MLB needed a better way to manage tags, especially when the organization wanted to open up MLB Networks. A lot of data was already available online (i.e. rosters, players, batting order immediately populated), so much of the work could be streamlined out of the gate. MLB’s solution, which took several years, was to create an intelligent logging system that would allow people to tag assets in realtime. The assets could then feed out to MLB.com, baseball clubs, fantasy games and other business partners.
Creating the metadata standards and interface required many months of planning. The system needed to be fast, with primary and secondary level buttons covering 95% of all available options. Metadata became completely hierarchical, and converting free-text fields to buttons helped MLB reach the goals for their tagging system.
How the metadata tagging system works
MLB has been tagging the video of every useful moment over the course of the this season’s 2,500 games. You would think that capturing 12,000 terabytes of video would be difficult, but the speaker said that digitizing is the easy part. “Assets are only as good as your metadata. Aggregating as much disparate metadata in a central system was much harder,” the presenter said.
An MLB play-by-play logger is assigned to each game. The logger flags as much info as possible as it happens. At end of logging cycle, the logger plays back flags and adds more richness. Their work is reviewed by logging supervisors who could determine richness of metadata.

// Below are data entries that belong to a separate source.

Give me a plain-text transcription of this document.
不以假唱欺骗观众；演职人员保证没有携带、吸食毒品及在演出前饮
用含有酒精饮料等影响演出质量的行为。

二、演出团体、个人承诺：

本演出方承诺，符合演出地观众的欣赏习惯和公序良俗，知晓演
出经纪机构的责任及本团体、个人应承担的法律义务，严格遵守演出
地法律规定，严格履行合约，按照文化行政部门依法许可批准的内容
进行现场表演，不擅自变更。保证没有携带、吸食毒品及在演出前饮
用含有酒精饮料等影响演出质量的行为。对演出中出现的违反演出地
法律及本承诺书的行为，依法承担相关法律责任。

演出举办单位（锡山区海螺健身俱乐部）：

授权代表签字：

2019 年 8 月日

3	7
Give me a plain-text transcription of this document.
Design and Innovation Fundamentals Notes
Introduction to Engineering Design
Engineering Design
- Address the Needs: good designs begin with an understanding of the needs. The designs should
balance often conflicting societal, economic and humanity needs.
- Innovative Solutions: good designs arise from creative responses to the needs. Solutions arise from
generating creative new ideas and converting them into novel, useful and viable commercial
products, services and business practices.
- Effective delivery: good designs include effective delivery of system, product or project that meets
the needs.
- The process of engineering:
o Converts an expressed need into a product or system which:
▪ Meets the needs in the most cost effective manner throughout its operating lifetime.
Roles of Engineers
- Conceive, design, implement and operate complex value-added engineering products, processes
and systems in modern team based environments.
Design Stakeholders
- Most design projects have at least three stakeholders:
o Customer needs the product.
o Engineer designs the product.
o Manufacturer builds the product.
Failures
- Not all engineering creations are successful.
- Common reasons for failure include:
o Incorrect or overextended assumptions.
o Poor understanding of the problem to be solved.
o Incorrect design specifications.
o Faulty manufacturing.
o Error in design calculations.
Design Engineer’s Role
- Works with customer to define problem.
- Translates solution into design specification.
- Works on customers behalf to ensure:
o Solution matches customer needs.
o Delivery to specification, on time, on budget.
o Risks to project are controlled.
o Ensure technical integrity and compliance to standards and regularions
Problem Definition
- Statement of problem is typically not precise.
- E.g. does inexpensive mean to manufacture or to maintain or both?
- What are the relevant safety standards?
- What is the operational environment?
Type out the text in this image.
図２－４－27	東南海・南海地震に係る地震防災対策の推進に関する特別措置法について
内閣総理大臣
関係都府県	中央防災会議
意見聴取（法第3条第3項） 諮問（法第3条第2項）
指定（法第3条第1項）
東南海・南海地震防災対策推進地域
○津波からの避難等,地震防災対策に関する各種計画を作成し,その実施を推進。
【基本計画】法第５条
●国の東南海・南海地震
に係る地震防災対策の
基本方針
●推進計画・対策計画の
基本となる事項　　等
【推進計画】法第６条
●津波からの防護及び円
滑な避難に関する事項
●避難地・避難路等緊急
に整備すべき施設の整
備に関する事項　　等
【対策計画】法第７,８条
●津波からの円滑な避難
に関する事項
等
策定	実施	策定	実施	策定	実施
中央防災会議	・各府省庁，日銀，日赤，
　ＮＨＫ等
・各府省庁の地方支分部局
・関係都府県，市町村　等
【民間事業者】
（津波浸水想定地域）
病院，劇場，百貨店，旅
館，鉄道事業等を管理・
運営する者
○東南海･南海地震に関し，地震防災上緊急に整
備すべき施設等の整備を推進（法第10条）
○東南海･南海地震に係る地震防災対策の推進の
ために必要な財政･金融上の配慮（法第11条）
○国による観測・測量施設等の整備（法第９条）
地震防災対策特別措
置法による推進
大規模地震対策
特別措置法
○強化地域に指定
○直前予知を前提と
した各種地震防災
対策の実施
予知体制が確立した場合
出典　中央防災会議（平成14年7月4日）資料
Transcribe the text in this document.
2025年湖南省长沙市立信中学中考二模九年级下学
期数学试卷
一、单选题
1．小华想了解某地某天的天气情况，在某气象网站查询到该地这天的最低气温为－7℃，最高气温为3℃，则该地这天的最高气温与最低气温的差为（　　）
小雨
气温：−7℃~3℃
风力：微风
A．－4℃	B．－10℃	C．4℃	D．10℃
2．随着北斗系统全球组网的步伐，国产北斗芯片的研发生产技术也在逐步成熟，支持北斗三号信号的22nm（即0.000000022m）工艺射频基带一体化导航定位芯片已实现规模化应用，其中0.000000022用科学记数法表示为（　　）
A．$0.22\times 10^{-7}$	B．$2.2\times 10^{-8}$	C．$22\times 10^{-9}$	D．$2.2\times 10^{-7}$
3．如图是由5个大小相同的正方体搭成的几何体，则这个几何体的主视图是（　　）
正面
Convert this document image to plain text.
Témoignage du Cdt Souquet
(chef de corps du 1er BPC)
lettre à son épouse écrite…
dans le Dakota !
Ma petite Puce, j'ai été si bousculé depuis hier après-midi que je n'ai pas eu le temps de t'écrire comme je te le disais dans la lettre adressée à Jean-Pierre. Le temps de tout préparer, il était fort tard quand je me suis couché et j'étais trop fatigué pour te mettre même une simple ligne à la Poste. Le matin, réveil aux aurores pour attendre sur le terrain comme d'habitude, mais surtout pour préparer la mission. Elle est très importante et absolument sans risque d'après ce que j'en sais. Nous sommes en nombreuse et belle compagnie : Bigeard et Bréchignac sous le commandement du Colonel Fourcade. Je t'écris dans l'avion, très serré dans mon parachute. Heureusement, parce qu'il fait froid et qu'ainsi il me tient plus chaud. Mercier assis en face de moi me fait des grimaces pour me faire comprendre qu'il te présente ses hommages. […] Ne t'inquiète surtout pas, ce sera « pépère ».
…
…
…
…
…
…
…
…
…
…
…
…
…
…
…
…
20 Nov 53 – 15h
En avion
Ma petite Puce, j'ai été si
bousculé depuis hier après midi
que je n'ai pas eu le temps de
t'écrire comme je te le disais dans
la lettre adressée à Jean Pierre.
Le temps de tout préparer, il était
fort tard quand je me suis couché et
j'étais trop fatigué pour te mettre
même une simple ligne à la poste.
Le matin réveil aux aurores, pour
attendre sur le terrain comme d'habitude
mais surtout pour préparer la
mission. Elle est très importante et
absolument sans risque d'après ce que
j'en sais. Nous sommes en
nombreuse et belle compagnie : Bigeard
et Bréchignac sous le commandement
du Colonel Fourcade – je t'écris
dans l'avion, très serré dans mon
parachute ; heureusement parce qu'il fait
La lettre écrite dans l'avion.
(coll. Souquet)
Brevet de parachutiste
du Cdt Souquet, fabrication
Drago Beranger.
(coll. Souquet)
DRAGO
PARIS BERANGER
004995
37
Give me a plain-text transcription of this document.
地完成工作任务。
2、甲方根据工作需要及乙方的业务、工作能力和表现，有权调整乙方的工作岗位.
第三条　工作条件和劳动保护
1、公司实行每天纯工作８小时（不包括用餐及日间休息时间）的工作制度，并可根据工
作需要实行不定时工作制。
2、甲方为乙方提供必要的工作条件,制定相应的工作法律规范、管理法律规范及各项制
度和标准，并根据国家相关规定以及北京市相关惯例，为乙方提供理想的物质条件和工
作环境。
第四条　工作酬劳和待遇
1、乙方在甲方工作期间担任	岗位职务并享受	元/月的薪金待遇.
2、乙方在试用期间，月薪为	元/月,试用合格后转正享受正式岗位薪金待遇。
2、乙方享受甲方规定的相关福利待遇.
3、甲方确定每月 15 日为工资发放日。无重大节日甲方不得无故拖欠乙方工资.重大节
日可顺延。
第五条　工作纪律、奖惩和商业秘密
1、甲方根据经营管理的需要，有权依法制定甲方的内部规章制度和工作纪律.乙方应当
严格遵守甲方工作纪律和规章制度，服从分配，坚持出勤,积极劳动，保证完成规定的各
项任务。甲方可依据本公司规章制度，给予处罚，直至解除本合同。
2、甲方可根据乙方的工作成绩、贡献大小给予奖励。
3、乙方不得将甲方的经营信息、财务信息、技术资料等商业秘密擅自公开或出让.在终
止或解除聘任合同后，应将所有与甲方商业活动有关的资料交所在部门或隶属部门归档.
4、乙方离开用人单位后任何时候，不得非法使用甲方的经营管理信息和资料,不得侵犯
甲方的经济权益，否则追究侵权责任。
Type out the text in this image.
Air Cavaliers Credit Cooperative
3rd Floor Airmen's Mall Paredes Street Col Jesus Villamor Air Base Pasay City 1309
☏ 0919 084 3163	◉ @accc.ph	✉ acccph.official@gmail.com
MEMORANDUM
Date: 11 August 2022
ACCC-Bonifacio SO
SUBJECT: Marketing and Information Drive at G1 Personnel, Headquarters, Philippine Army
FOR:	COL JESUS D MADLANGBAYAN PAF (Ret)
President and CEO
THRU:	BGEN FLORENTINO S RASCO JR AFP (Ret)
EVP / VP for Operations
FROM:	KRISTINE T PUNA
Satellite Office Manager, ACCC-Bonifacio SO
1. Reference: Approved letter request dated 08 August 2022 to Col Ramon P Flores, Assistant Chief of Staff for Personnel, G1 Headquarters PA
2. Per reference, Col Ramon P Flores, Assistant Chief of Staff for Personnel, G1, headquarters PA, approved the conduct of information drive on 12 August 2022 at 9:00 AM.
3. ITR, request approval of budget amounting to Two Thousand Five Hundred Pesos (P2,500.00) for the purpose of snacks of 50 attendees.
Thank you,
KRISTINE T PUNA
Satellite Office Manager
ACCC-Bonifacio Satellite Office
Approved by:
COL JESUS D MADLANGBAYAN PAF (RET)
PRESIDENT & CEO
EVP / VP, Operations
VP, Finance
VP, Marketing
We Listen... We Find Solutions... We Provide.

The mockup below shows the logger’s touch screen interface. Loggers tap on a tag button on the left and select players from the at-bat team in the middle and the field team on the right. The button interface reduces between keyboard and chair (BKAC) errors and dramatically accelerates data entry, which enables loggers to keep up in near-realtime.
Choosing the best metadata
Loggers work on two levels: a basic level dubbed “Just the Facts, Ma’am” and a more discrimination-intensive “Someone Might Want This” level. Just the Facts is where the basic stats, such as at-bats, strikeouts, walks and home runs go. These actions require a tagging time code and some descriptive keyword buttons. Monkeys could do it, but they would need to be sophisticated monkeys.
Loggers need to be more than library scientists or baseball experts. They have to have a solid sense of the game and know what matters to end users and network programmers. What makes Someone Might Want This so powerful is that it handles subjective observations. Loggers earn their keep by determining the following list of metadata parameters:
- Diving catch or great play
- Company logo is in back
- Shot quality, noteworthiness
- Bloopers – funny or terrible plays
- Celebrities in stands
- Reactions category for players
- Replay notes
- Play made by umpire (i.e. close call)
- Crowd reactions
All this metadata is a huge benefit for story producers. For example, creating super-tease highlights ( such as finding all examples of bats broken) used to take 200 man-hours per week. But thanks to having assets properly tagged, highlights now take less than three minutes. MLB also pointed to a story on Derek Jeter’s 600th home run as another example. It turns out that the milestone coincided with Jeter’s birthday, which gave producers an interesting story angle. None of this would be possible without searchable metadata. Sure it requires brute force right now, but even that may change soon.